Looking at the table in Figure 3, the scalability improved three times in the best case (SKL 8180) between HEVC SDK 8.2 (9.3) vs. 10.0.1 (32.0), and the deviation from the Reference values didn’t exceed 12% in the worst case (E5-2699 version 4). On SKL 8180 the HEVC Decoder 10.0.1 got more than three times faster (9.3 vs. 32.0) compared to E5-2699 processor, version 4 (9.1 vs. 10.5).
MainConcept and Intel Architecture Graphics and Software (IAGS) division could increase performance and efficiency for latest Intel® Xeon® Scalable Processors up to 3 times, getting very close to reference efficiency and reaching Intel’s advertised 2.2 times acceleration in between the architectures.

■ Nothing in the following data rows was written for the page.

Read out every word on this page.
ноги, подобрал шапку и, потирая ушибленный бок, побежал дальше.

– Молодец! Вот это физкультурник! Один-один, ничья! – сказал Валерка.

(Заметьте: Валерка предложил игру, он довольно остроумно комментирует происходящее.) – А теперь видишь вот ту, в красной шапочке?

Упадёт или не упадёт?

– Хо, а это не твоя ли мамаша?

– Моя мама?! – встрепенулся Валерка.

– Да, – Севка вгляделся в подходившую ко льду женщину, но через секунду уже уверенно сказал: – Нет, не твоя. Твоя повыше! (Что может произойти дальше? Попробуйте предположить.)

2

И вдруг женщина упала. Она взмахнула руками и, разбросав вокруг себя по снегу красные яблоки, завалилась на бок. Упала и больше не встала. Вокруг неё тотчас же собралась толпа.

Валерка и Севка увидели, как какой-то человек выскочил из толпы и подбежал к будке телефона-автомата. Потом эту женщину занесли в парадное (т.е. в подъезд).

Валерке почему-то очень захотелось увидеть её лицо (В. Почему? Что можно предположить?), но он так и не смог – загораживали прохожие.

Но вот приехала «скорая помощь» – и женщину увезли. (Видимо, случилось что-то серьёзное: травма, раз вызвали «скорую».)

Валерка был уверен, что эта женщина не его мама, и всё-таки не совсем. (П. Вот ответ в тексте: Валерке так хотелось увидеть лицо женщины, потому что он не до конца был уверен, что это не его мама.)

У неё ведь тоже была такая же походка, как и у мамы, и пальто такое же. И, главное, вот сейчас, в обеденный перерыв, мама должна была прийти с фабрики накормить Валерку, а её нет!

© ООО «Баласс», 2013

The multi-processing runtime from HEVC/H.265 SDK 8.2 still performs and scales well on Intel® Core™ processors and older Intel® Xeon® processor generations. Even for older Intel® Xeon® processor generations and Intel® Core™ processors the MainConcept HEVC/H.265 SDK 10.0.1 shows slightly improved efficiency and performance. But the most promising conclusion is that for the current generation of Intel® Xeon® Scalable Processors, the MainConcept HEVC Decoder library version 10 shows the most significant speed- up for 10-bit 4:2:2 decoding.